Aside from providing mindless tips on how to enhance your productivity and advice on how to get rich quickly, this ad managed to get me thinking about personal growth. The question nonetheless remains: can you even claim to offer advice on self-development when this process looks different for everyone?

Self-Development Takes Work, but It’s Worth It

If the self-help guru couldn’t, I was sure Google would be able to give me some answers. I needed to know what self-development entails, so I typed “what does self-development entail?” into that search bar and went on an obsessive researching spree.

Not surprisingly, the definitions of self-development that come up are all a bit vague but seem to agree that self-development involves the improvement of your skills, talents, and base of knowledge. Even so, the reality is that personal growth and development will never universally look the same (which is kind of implied in that personal part).

One thing that is resoundingly true for everyone undergoing this process, however, is that it will consistently require your time and effort for it to be successful. You unfortunately can’t expect any positive progress to occur in yourself if you do not consistently employ measures to realise that change.

Many people (myself included) find it incredibly discouraging when they can’t see the effects of their efforts towards personal evolution straight away. This is a very human reaction, but it would be silly to let this feeling stand in the way of who you are bound to grow into.

Are You Who You Want to Be?

Remember, there is no right way to grow.
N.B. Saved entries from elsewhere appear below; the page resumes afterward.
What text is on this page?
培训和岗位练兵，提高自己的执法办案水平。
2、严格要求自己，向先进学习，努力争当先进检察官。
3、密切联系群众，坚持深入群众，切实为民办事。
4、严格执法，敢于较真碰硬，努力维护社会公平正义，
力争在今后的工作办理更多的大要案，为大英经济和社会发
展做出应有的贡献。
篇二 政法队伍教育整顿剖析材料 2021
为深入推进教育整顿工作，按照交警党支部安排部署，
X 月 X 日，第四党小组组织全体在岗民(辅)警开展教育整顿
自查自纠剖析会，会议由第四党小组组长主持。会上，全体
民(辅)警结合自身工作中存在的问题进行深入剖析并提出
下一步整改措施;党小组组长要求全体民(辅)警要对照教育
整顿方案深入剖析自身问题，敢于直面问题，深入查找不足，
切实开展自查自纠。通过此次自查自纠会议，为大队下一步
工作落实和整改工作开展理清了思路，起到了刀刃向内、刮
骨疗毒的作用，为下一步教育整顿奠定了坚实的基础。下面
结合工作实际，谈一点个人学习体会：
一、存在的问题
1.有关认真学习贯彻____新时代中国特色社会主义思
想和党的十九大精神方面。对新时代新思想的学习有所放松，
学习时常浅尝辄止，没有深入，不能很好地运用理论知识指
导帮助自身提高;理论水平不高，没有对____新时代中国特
Even if you fail in your own eyes, your so-called failure can be productive in informing your self-development.

As a rule-of-thumb, I consistently ask myself: “Am I the same person I was a year ago?”. If you do the same and the answer is “no”, then it’s a good sign that you’ve undergone a set of changes. It’s up to you to determine whether or not that change leads to your personal growth, however.
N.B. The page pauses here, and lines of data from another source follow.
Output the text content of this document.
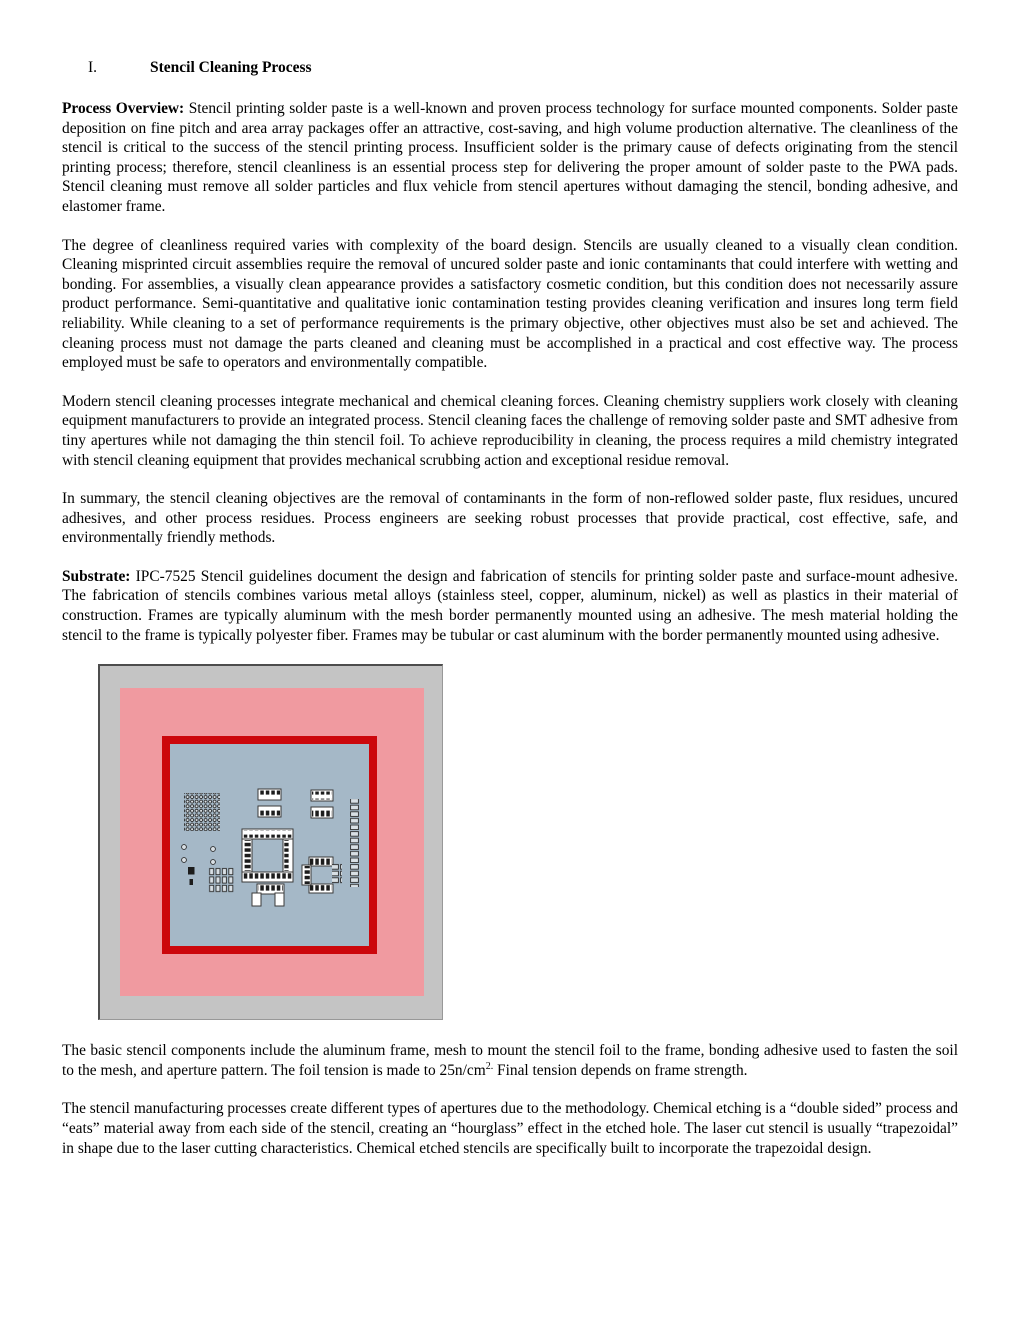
I.	Stencil Cleaning Process

Process Overview: Stencil printing solder paste is a well-known and proven process technology for surface mounted components. Solder paste deposition on fine pitch and area array packages offer an attractive, cost-saving, and high volume production alternative. The cleanliness of the stencil is critical to the success of the stencil printing process. Insufficient solder is the primary cause of defects originating from the stencil printing process; therefore, stencil cleanliness is an essential process step for delivering the proper amount of solder paste to the PWA pads. Stencil cleaning must remove all solder particles and flux vehicle from stencil apertures without damaging the stencil, bonding adhesive, and elastomer frame.

The degree of cleanliness required varies with complexity of the board design. Stencils are usually cleaned to a visually clean condition. Cleaning misprinted circuit assemblies require the removal of uncured solder paste and ionic contaminants that could interfere with wetting and bonding. For assemblies, a visually clean appearance provides a satisfactory cosmetic condition, but this condition does not necessarily assure product performance. Semi-quantitative and qualitative ionic contamination testing provides cleaning verification and insures long term field reliability. While cleaning to a set of performance requirements is the primary objective, other objectives must also be set and achieved. The cleaning process must not damage the parts cleaned and cleaning must be accomplished in a practical and cost effective way. The process employed must be safe to operators and environmentally compatible.

Modern stencil cleaning processes integrate mechanical and chemical cleaning forces. Cleaning chemistry suppliers work closely with cleaning equipment manufacturers to provide an integrated process. Stencil cleaning faces the challenge of removing solder paste and SMT adhesive from tiny apertures while not damaging the thin stencil foil. To achieve reproducibility in cleaning, the process requires a mild chemistry integrated with stencil cleaning equipment that provides mechanical scrubbing action and exceptional residue removal.

In summary, the stencil cleaning objectives are the removal of contaminants in the form of non-reflowed solder paste, flux residues, uncured adhesives, and other process residues. Process engineers are seeking robust processes that provide practical, cost effective, safe, and environmentally friendly methods.

Substrate: IPC-7525 Stencil guidelines document the design and fabrication of stencils for printing solder paste and surface-mount adhesive. The fabrication of stencils combines various metal alloys (stainless steel, copper, aluminum, nickel) as well as plastics in their material of construction. Frames are typically aluminum with the mesh border permanently mounted using an adhesive. The mesh material holding the stencil to the frame is typically polyester fiber. Frames may be tubular or cast aluminum with the border permanently mounted using adhesive.

The basic stencil components include the aluminum frame, mesh to mount the stencil foil to the frame, bonding adhesive used to fasten the soil to the mesh, and aperture pattern. The foil tension is made to $25n/cm^{2.}$ Final tension depends on frame strength.

The stencil manufacturing processes create different types of apertures due to the methodology. Chemical etching is a “double sided” process and “eats” material away from each side of the stencil, creating an “hourglass” effect in the etched hole. The laser cut stencil is usually “trapezoidal” in shape due to the laser cutting characteristics. Chemical etched stencils are specifically built to incorporate the trapezoidal design.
Please note that this all is advice based on a mere twenty-five years of life experience, so take it with a pinch of salt. My hope, however, is that the musings of this 25-year-old author inspires you to think about your own development.

I want you to look at the question “Are you who you want to be?” without discomfort. If there is anything that you should take away here is that it is okay to not be the person you want to be yet. Eventually you will be – as long as you put in the work to get there.

Be your own self-help guru – grow yourself by growing your mind.